The LTTE carried out the massacre on November 30, 1984 in two farming villages known as the Kent and Dollar Farms in the district of Mullaitivu.

At Dollar Farm, 33 Sinhalese farmers were killed injuring several others. On the same day, at Kent Farm 29 Sinhalese civilians were shot dead. LTTE cadres used submachine guns, automatic rifles and hand grenades to kill the farmers. Survivors reported gruesome tale of LTTE killing the children by knocking them against walls.

Maradana bomb blast

LTTE killed 50 civilians and injured 200 when a bomb was exploded in Maradana on March 12, 1998. By series of bombing LTTE was able to terrorise the country, creating a volatile political and economic environment in the county.

Temple of the Tooth

In desperation for a communal backlash, LTTE carried out a suicide attack on temple of the tooth killing 12 and injuring 25 on January 25, 1998. A considerable damage was caused to the Temple though restored later.

Central Bank bombing

One of the high profile LTTE attacks in the city of Colombo. It was a prime economic target like the attack on Katunayake Airport.
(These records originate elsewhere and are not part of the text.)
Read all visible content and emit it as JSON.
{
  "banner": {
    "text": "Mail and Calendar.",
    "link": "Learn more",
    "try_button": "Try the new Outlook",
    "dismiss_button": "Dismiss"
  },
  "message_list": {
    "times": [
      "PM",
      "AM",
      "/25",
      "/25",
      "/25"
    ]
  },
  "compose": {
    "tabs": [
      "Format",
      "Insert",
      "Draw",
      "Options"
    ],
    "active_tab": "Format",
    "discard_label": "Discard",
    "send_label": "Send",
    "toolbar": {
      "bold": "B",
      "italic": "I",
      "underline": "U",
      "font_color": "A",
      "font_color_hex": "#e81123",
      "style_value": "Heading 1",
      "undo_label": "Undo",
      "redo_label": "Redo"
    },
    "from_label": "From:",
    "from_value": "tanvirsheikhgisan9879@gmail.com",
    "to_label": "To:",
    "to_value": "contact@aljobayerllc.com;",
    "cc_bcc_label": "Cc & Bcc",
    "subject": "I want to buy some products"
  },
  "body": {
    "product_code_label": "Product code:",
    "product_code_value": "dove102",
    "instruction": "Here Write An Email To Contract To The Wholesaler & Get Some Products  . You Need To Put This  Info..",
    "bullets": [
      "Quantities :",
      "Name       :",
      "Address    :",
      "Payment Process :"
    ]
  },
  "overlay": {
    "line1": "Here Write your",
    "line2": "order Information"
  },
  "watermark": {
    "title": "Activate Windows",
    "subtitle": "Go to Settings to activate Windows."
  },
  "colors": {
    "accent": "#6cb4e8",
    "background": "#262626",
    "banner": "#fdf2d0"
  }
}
The LTTE carried out the attack on January 31, 1996. An explosives - laden lorry carrying about 440 was driven into the central Bank. The blast killed 91 people and injured 1,400.

Attack on BIA

This is one of the bloodiest attacks in the history of terrorism in Sri Lanka. The attack took place on July 24, 2001. Its adverse impact was felt hard on country’s economy.

It was planned to coincide with the riots of the Black July of 1983.
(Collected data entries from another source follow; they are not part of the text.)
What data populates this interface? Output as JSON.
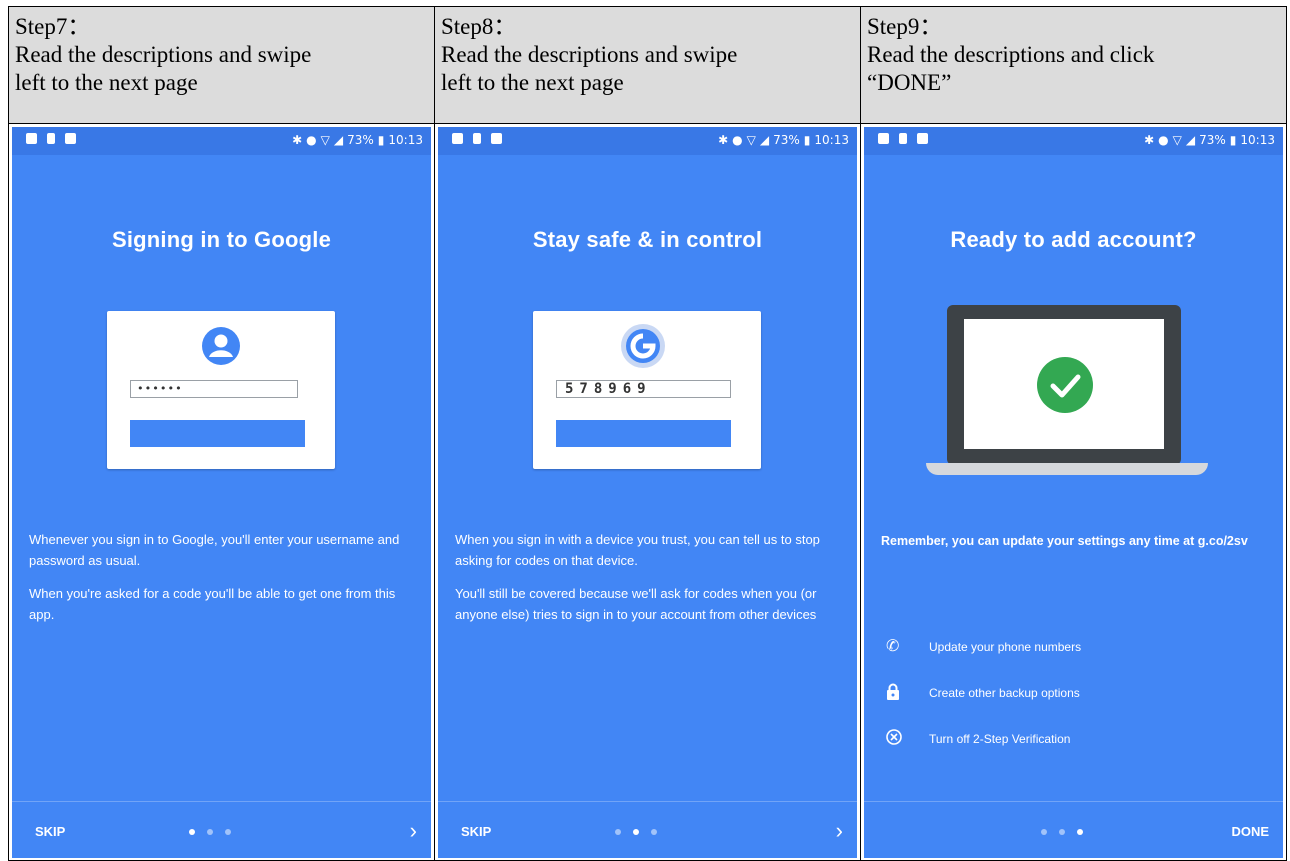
{
  "steps": [
    {
      "step_label": "Step7：",
      "instruction_line1": "Read the descriptions and swipe",
      "instruction_line2": "left to the next page",
      "status_time": "10:13",
      "status_battery": "73%",
      "screen_title": "Signing in to Google",
      "password_mask": "••••••",
      "desc_p1": "Whenever you sign in to Google, you'll enter your username and password as usual.",
      "desc_p2": "When you're asked for a code you'll be able to get one from this app.",
      "footer_left": "SKIP",
      "footer_right": "›",
      "active_dot": 0
    },
    {
      "step_label": "Step8：",
      "instruction_line1": "Read the descriptions and swipe",
      "instruction_line2": "left to the next page",
      "status_time": "10:13",
      "status_battery": "73%",
      "screen_title": "Stay safe & in control",
      "code_value": "578969",
      "desc_p1": "When you sign in with a device you trust, you can tell us to stop asking for codes on that device.",
      "desc_p2": "You'll still be covered because we'll ask for codes when you (or anyone else) tries to sign in to your account from other devices",
      "footer_left": "SKIP",
      "footer_right": "›",
      "active_dot": 1
    },
    {
      "step_label": "Step9：",
      "instruction_line1": "Read the descriptions and click",
      "instruction_line2": "“DONE”",
      "status_time": "10:13",
      "status_battery": "73%",
      "screen_title": "Ready to add account?",
      "desc_p1": "Remember, you can update your settings any time at g.co/2sv",
      "options": [
        {
          "icon": "phone-icon",
          "label": "Update your phone numbers"
        },
        {
          "icon": "lock-icon",
          "label": "Create other backup options"
        },
        {
          "icon": "close-circle-icon",
          "label": "Turn off 2-Step Verification"
        }
      ],
      "footer_right": "DONE",
      "active_dot": 2
    }
  ],
  "colors": {
    "screen_blue": "#4286f5",
    "statusbar_blue": "#3978e6",
    "check_green": "#33a852",
    "header_gray": "#dcdcdc"
  }
}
Around 3.30 am on July 24, a 14 member black tiger suicide squad stalled into the airport cutting the barbed wire fence and plunged the airport into darkness by exploding the transformers. Rocket propelled grenades and heavy arms were used for the attack. Twenty six aircrafts were either partially or completely damaged. Eight LTTE cadres and three Air force officers killed in the attack.